Rn. 255
Stand: EL 172 – ET: 04/2024
Unterhaltsaufwendungen, die der StPfl leistet, werden nur insoweit als ag Belastung anerkannt, als die Aufwendungen in einem angemessenen Verhältnis zu seinem Einkommen stehen und dem StPfl nach Abzug der Unterhaltsleistungen ausreichende Mittel zur Bestreitung seines Lebensbedarfs und dem seiner Familie verbleiben, BFH vom 17.01.1984, VI R 24/81, BStBl II 1984, 522; BFH vom 11.12.1997, III R 214/94, BStBl II 1998, 292; BFH vom 18.05.2006, III R 26/05, BStBl II 2007, 108; BFH vom 06.02.2014, VI R 34/12, BStBl II 2014, 619.
Die Opfergrenze ist nicht anzuwenden bei Aufwendungen für den Unterhalt an den (ggf auch geschiedenen) Ehegatten oder wenn eine sozialrechtliche Bedarfsgemeinschaft mit der unterhaltenen Person besteht, BFH vom 29.05.2008, III R 23/07, BStBl II 2009, 363; BFH vom 17.12.2009, VI R 64/08, BStBl II 2010, 343; BMF vom 06.04.2022, BStBl I 2022, 617 Rz 22. Die Opfergrenze findet hingegen dann Anwendung, wenn der Unterhaltsverpflichtete mit dem Unterhaltsberechtigten in einer Haushaltsgemeinschaft lebt, die nicht die Voraussetzungen einer sozialrechtlichen Bedarfsgemeinschaft erfüllt, BFH vom 14.12.2016, VI R 15/16, BStBl II 2017, 454.
Für den Fall, dass der Haushaltsgemeinschaft ein unterhaltsberechtigtes Kind angehört, sind die für Unterhaltsleistungen zur Verfügung stehenden Mittel um den nach § 32 Abs 6 S 2 EStG bemessenen Mindestunterhaltsbedarf des Kindes zu kürzen, BFH vom 17.12.2009, VI R 64/08, BStBl II 2010, 343. Der Mindestunterhalt für das Kind ist in entsprechender Anwendung des § 1612 Abs 1 S 3 BGB in Höhe des doppelten Freibetrags für das sächliche Existenzminimum des Kindes anzusetzen.

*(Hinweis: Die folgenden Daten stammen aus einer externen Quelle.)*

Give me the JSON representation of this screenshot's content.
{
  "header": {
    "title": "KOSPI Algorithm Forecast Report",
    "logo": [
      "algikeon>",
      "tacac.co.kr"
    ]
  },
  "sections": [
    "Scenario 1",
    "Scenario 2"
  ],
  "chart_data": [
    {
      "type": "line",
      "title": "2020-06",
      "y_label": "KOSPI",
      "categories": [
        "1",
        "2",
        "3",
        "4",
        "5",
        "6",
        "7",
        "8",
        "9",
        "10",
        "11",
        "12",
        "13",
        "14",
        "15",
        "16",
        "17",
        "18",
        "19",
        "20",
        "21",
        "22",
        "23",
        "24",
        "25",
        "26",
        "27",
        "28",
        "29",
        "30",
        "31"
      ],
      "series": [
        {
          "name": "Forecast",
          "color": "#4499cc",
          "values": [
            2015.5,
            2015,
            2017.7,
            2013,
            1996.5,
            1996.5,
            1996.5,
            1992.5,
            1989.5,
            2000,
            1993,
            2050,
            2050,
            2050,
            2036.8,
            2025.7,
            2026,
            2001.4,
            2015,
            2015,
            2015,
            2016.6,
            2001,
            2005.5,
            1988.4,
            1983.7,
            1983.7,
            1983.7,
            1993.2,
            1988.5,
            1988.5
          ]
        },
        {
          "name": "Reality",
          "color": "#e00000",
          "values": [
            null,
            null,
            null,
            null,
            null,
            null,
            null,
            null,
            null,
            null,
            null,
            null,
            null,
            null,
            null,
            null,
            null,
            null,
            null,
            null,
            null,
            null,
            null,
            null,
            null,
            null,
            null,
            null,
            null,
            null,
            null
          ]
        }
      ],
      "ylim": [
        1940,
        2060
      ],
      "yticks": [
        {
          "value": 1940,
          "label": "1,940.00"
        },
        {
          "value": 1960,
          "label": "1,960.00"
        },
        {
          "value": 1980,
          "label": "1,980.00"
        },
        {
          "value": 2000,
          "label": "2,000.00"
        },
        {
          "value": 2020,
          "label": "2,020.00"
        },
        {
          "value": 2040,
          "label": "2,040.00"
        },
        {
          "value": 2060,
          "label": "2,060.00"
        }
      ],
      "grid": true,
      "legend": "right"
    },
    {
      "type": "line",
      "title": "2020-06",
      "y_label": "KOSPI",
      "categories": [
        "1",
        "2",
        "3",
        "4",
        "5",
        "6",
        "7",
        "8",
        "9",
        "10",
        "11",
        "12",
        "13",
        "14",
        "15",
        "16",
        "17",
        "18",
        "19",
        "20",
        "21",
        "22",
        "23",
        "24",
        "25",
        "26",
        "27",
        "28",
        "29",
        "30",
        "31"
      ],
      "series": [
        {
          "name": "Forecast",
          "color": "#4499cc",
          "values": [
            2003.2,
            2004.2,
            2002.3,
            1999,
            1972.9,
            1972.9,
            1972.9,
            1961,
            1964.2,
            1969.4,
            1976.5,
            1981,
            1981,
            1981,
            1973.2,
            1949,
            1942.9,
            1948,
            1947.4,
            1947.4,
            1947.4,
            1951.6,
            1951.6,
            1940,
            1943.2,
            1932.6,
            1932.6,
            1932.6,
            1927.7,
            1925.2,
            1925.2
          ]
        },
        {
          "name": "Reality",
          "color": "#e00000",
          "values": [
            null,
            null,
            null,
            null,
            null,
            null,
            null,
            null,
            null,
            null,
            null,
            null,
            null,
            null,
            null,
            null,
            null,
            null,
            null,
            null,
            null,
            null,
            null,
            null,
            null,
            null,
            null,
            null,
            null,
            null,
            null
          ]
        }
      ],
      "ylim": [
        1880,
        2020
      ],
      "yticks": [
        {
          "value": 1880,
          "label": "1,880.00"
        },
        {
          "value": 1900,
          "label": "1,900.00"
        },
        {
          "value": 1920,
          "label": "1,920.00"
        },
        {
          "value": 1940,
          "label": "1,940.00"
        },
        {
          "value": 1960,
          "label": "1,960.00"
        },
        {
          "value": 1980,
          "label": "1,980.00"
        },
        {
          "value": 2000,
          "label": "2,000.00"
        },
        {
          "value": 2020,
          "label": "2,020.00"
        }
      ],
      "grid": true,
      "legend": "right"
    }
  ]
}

Die Opfergrenze gilt ferner nicht in Bezug auf Unterhaltsleistungen an die durch § 1615l BGB gleichgestellte Kindesmutter eines nichtehelichen Kindes, BFH vom 17.12.2009, VI R 64/08, BStBl II 2010, 343. Auch gegenüber den unverheirateten minderjährigen Kindern ist der Unterhaltsverpflichtete dazu verpflichtet, alle verfügbaren Mittel zu teilen, BFH vom 04.04.1986, III R 245/83, BStBl II 1986, 852 (§§ 1603 Abs 2, 1609 Abs 2 BGB).
Unterhaltsaufwendungen für erwerbslose minderjährige verheiratete oder für volljährige Kinder sind hingegen nur iRd Opfergrenze zu berücksichtigen, BFH vom 27.09.1991, III B 42/91, BStBl II 1992, 35.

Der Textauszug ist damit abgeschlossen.